Delaying Gratification in Today's Culture of Immediacy

In the famous Marshmallow experiment conducted by psychologist Walter Mischel in the 1960s, he attempted to find out the correlation between a person's ability to wait out their temptations for a bigger rewards and their eventual life outcomes. The children were given a marshmallow in front of them and were told to wait for the researchers to come back before they can eat it. If they were able to resist eating the marshmallow after the researchers came back after a period of time, they would received another marshmallow as a reward. As expected, some children were able to wait and some could not.

Over the course of this whole experimentation, Walter Mischel and his team realised that children who were able to resist the temptation of eating the marshmallow in front of them tend to perform better in life when they are older.
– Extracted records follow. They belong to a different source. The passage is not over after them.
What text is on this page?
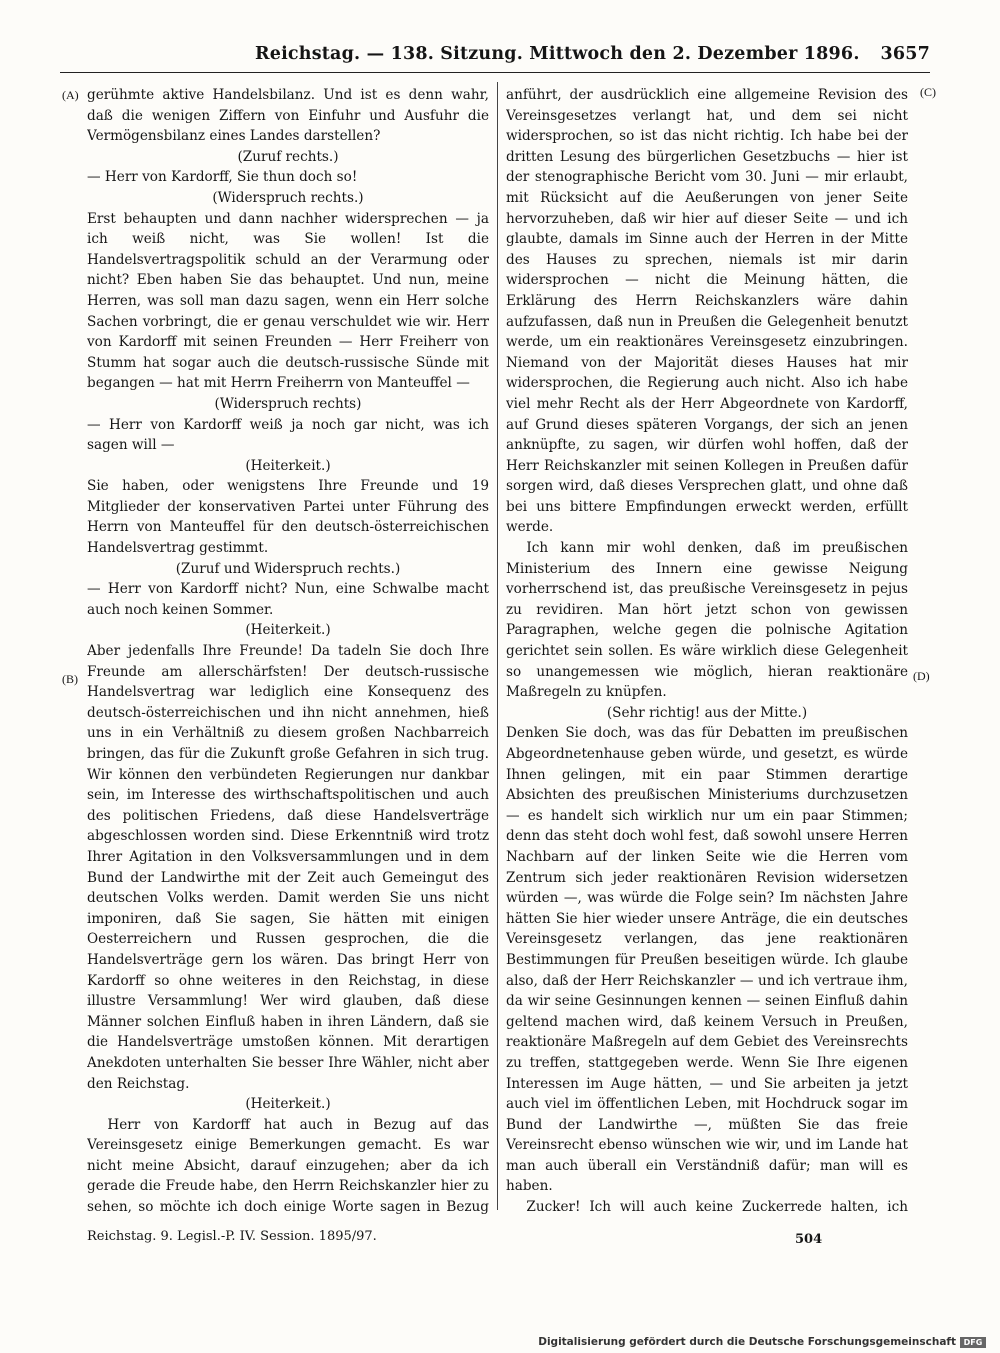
Reichstag. — 138. Sitzung. Mittwoch den 2. Dezember 1896. 3657
(A)
(B)
(C)
(D)

gerühmte aktive Handelsbilanz. Und ist es denn wahr, daß die wenigen Ziffern von Einfuhr und Ausfuhr die Vermögensbilanz eines Landes darstellen?

(Zuruf rechts.)

— Herr von Kardorff, Sie thun doch so!

(Widerspruch rechts.)

Erst behaupten und dann nachher widersprechen — ja ich weiß nicht, was Sie wollen! Ist die Handelsvertragspolitik schuld an der Verarmung oder nicht? Eben haben Sie das behauptet. Und nun, meine Herren, was soll man dazu sagen, wenn ein Herr solche Sachen vorbringt, die er genau verschuldet wie wir. Herr von Kardorff mit seinen Freunden — Herr Freiherr von Stumm hat sogar auch die deutsch-russische Sünde mit begangen — hat mit Herrn Freiherrn von Manteuffel —

(Widerspruch rechts)

— Herr von Kardorff weiß ja noch gar nicht, was ich sagen will —

(Heiterkeit.)

Sie haben, oder wenigstens Ihre Freunde und 19 Mitglieder der konservativen Partei unter Führung des Herrn von Manteuffel für den deutsch-österreichischen Handelsvertrag gestimmt.

(Zuruf und Widerspruch rechts.)

— Herr von Kardorff nicht? Nun, eine Schwalbe macht auch noch keinen Sommer.

(Heiterkeit.)

Aber jedenfalls Ihre Freunde! Da tadeln Sie doch Ihre Freunde am allerschärfsten! Der deutsch-russische Handelsvertrag war lediglich eine Konsequenz des deutsch-österreichischen und ihn nicht annehmen, hieß uns in ein Verhältniß zu diesem großen Nachbarreich bringen, das für die Zukunft große Gefahren in sich trug. Wir können den verbündeten Regierungen nur dankbar sein, im Interesse des wirthschaftspolitischen und auch des politischen Friedens, daß diese Handelsverträge abgeschlossen worden sind. Diese Erkenntniß wird trotz Ihrer Agitation in den Volksversammlungen und in dem Bund der Landwirthe mit der Zeit auch Gemeingut des deutschen Volks werden. Damit werden Sie uns nicht imponiren, daß Sie sagen, Sie hätten mit einigen Oesterreichern und Russen gesprochen, die die Handelsverträge gern los wären. Das bringt Herr von Kardorff so ohne weiteres in den Reichstag, in diese illustre Versammlung! Wer wird glauben, daß diese Männer solchen Einfluß haben in ihren Ländern, daß sie die Handelsverträge umstoßen können. Mit derartigen Anekdoten unterhalten Sie besser Ihre Wähler, nicht aber den Reichstag.

(Heiterkeit.)

Herr von Kardorff hat auch in Bezug auf das Vereinsgesetz einige Bemerkungen gemacht. Es war nicht meine Absicht, darauf einzugehen; aber da ich gerade die Freude habe, den Herrn Reichskanzler hier zu sehen, so möchte ich doch einige Worte sagen in Bezug

anführt, der ausdrücklich eine allgemeine Revision des Vereinsgesetzes verlangt hat, und dem sei nicht widersprochen, so ist das nicht richtig. Ich habe bei der dritten Lesung des bürgerlichen Gesetzbuchs — hier ist der stenographische Bericht vom 30. Juni — mir erlaubt, mit Rücksicht auf die Aeußerungen von jener Seite hervorzuheben, daß wir hier auf dieser Seite — und ich glaubte, damals im Sinne auch der Herren in der Mitte des Hauses zu sprechen, niemals ist mir darin widersprochen — nicht die Meinung hätten, die Erklärung des Herrn Reichskanzlers wäre dahin aufzufassen, daß nun in Preußen die Gelegenheit benutzt werde, um ein reaktionäres Vereinsgesetz einzubringen. Niemand von der Majorität dieses Hauses hat mir widersprochen, die Regierung auch nicht. Also ich habe viel mehr Recht als der Herr Abgeordnete von Kardorff, auf Grund dieses späteren Vorgangs, der sich an jenen anknüpfte, zu sagen, wir dürfen wohl hoffen, daß der Herr Reichskanzler mit seinen Kollegen in Preußen dafür sorgen wird, daß dieses Versprechen glatt, und ohne daß bei uns bittere Empfindungen erweckt werden, erfüllt werde.

Ich kann mir wohl denken, daß im preußischen Ministerium des Innern eine gewisse Neigung vorherrschend ist, das preußische Vereinsgesetz in pejus zu revidiren. Man hört jetzt schon von gewissen Paragraphen, welche gegen die polnische Agitation gerichtet sein sollen. Es wäre wirklich diese Gelegenheit so unangemessen wie möglich, hieran reaktionäre Maßregeln zu knüpfen.

(Sehr richtig! aus der Mitte.)

Denken Sie doch, was das für Debatten im preußischen Abgeordnetenhause geben würde, und gesetzt, es würde Ihnen gelingen, mit ein paar Stimmen derartige Absichten des preußischen Ministeriums durchzusetzen — es handelt sich wirklich nur um ein paar Stimmen; denn das steht doch wohl fest, daß sowohl unsere Herren Nachbarn auf der linken Seite wie die Herren vom Zentrum sich jeder reaktionären Revision widersetzen würden —, was würde die Folge sein? Im nächsten Jahre hätten Sie hier wieder unsere Anträge, die ein deutsches Vereinsgesetz verlangen, das jene reaktionären Bestimmungen für Preußen beseitigen würde. Ich glaube also, daß der Herr Reichskanzler — und ich vertraue ihm, da wir seine Gesinnungen kennen — seinen Einfluß dahin geltend machen wird, daß keinem Versuch in Preußen, reaktionäre Maßregeln auf dem Gebiet des Vereinsrechts zu treffen, stattgegeben werde. Wenn Sie Ihre eigenen Interessen im Auge hätten, — und Sie arbeiten ja jetzt auch viel im öffentlichen Leben, mit Hochdruck sogar im Bund der Landwirthe —, müßten Sie das freie Vereinsrecht ebenso wünschen wie wir, und im Lande hat man auch überall ein Verständniß dafür; man will es haben.

Zucker! Ich will auch keine Zuckerrede halten, ich

Reichstag. 9. Legisl.-P. IV. Session. 1895/97.	504
Digitalisierung gefördert durch die Deutsche Forschungsgemeinschaft DFG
This is widely termed as "Delayed Gratification", which simply means the ability to reject instant reward in exchange for a larger reward in the future.
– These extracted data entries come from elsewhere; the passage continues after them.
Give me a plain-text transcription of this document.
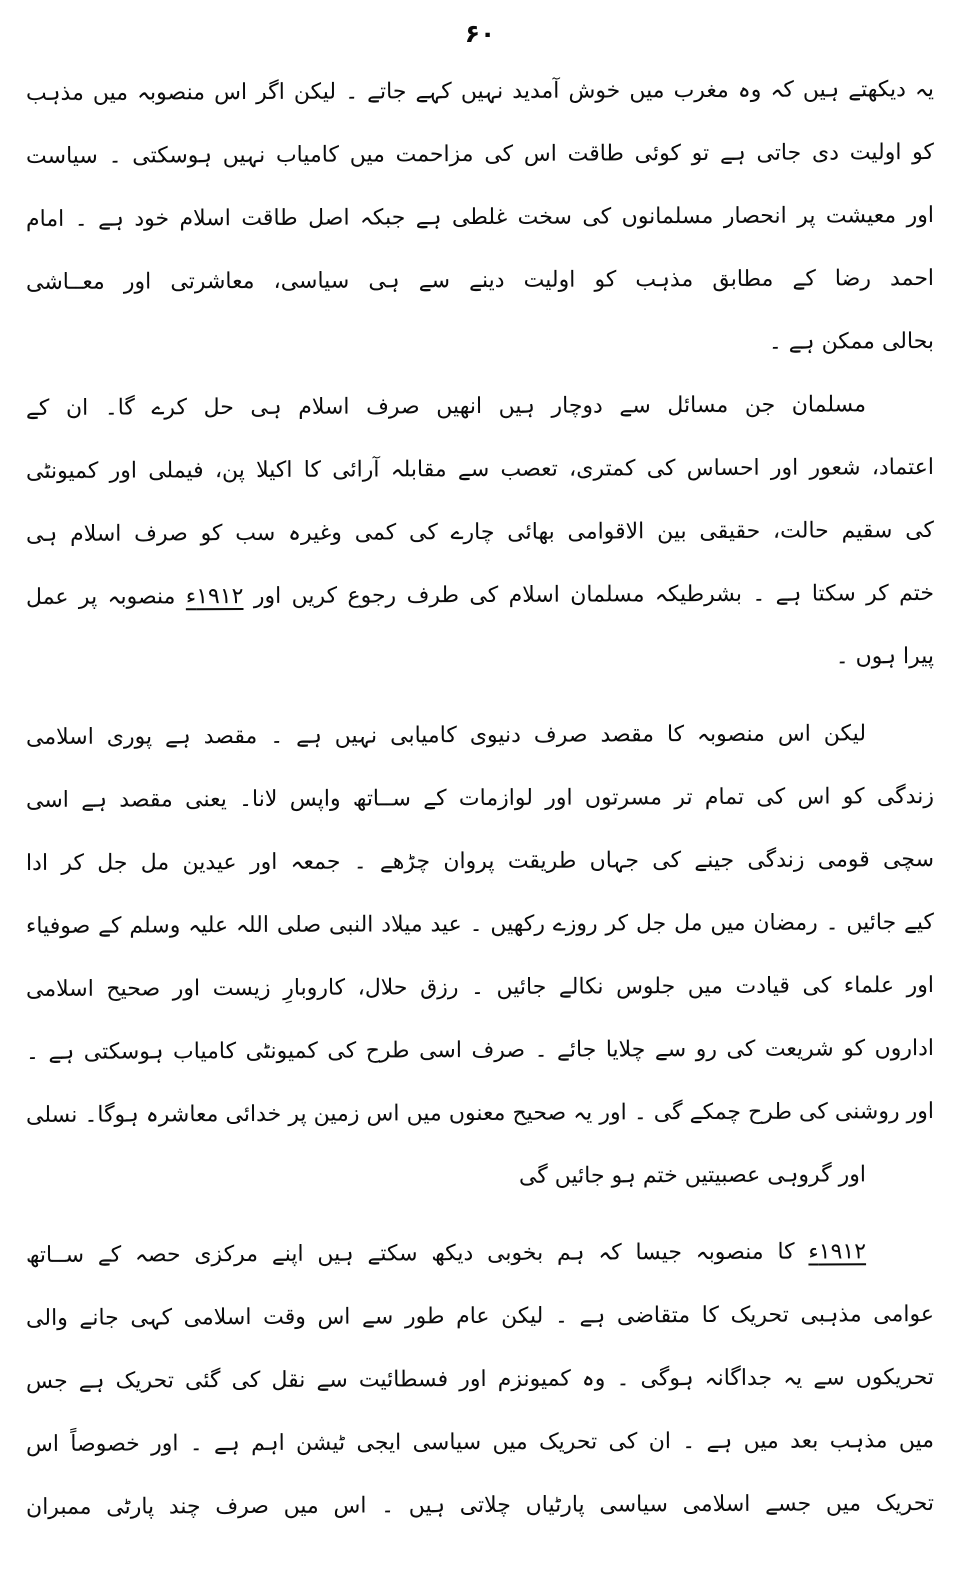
۶۰
یہ دیکھتے ہیں کہ وہ مغرب میں خوش آمدید نہیں کہے جاتے ۔ لیکن اگر اس منصوبہ میں مذہب
کو اولیت دی جاتی ہے تو کوئی طاقت اس کی مزاحمت میں کامیاب نہیں ہوسکتی ۔ سیاست
اور معیشت پر انحصار مسلمانوں کی سخت غلطی ہے جبکہ اصل طاقت اسلام خود ہے ۔ امام
احمد رضا کے مطابق مذہب کو اولیت دینے سے ہی سیاسی، معاشرتی اور معــاشی
بحالی ممکن ہے ۔
مسلمان جن مسائل سے دوچار ہیں انھیں صرف اسلام ہی حل کرے گا۔ ان کے
اعتماد، شعور اور احساس کی کمتری، تعصب سے مقابلہ آرائی کا اکیلا پن، فیملی اور کمیونٹی
کی سقیم حالت، حقیقی بین الاقوامی بھائی چارے کی کمی وغیرہ سب کو صرف اسلام ہی
ختم کر سکتا ہے ۔ بشرطیکہ مسلمان اسلام کی طرف رجوع کریں اور ۱۹۱۲ء منصوبہ پر عمل
پیرا ہوں ۔
لیکن اس منصوبہ کا مقصد صرف دنیوی کامیابی نہیں ہے ۔ مقصد ہے پوری اسلامی
زندگی کو اس کی تمام تر مسرتوں اور لوازمات کے ســاتھ واپس لانا۔ یعنی مقصد ہے اسی
سچی قومی زندگی جینے کی جہاں طریقت پروان چڑھے ۔ جمعہ اور عیدین مل جل کر ادا
کیے جائیں ۔ رمضان میں مل جل کر روزے رکھیں ۔ عید میلاد النبی صلی اللہ علیہ وسلم کے صوفیاء
اور علماء کی قیادت میں جلوس نکالے جائیں ۔ رزق حلال، کاروبارِ زیست اور صحیح اسلامی
اداروں کو شریعت کی رو سے چلایا جائے ۔ صرف اسی طرح کی کمیونٹی کامیاب ہوسکتی ہے ۔
اور روشنی کی طرح چمکے گی ۔ اور یہ صحیح معنوں میں اس زمین پر خدائی معاشرہ ہوگا۔ نسلی
اور گروہی عصبیتیں ختم ہو جائیں گی
۱۹۱۲ء کا منصوبہ جیسا کہ ہم بخوبی دیکھ سکتے ہیں اپنے مرکزی حصہ کے ســاتھ
عوامی مذہبی تحریک کا متقاضی ہے ۔ لیکن عام طور سے اس وقت اسلامی کہی جانے والی
تحریکوں سے یہ جداگانہ ہوگی ۔ وہ کمیونزم اور فسطائیت سے نقل کی گئی تحریک ہے جس
میں مذہب بعد میں ہے ۔ ان کی تحریک میں سیاسی ایجی ٹیشن اہم ہے ۔ اور خصوصاً اس
تحریک میں جسے اسلامی سیاسی پارٹیاں چلاتی ہیں ۔ اس میں صرف چند پارٹی ممبران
In the same vein, the hyperbolic discounting phenomenon also tells us that humans are indeed not very good at predicting the value of a reward in the future.

Credit: Sketchplanations

In today's capitalistic society where our daily lives are pretty much goal-oriented, we spent most of our lives engaging in activities that we cannot call our own. In other words, we simply do not invest enough of our own time to cultivate our own true convictions. Most of us seem to discount so much the value in truly understanding ourselves. Instead, we engross ourselves in the stories and achievements of those successful people in the past and then form our own self-beliefs based on these superficial impressions only to realise in the end that the reality you are trying to live out may not be the one that you wanted all along.

It is immeasurably more rewarding to be able to truly understand ourselves than just hoping to be right in the face of society even though everything may be uncertain right now. In today's culture of immediacy, it is imperative for us to slow down and take heart that anything that is worth the wait in life is always worth the effort for us to persist.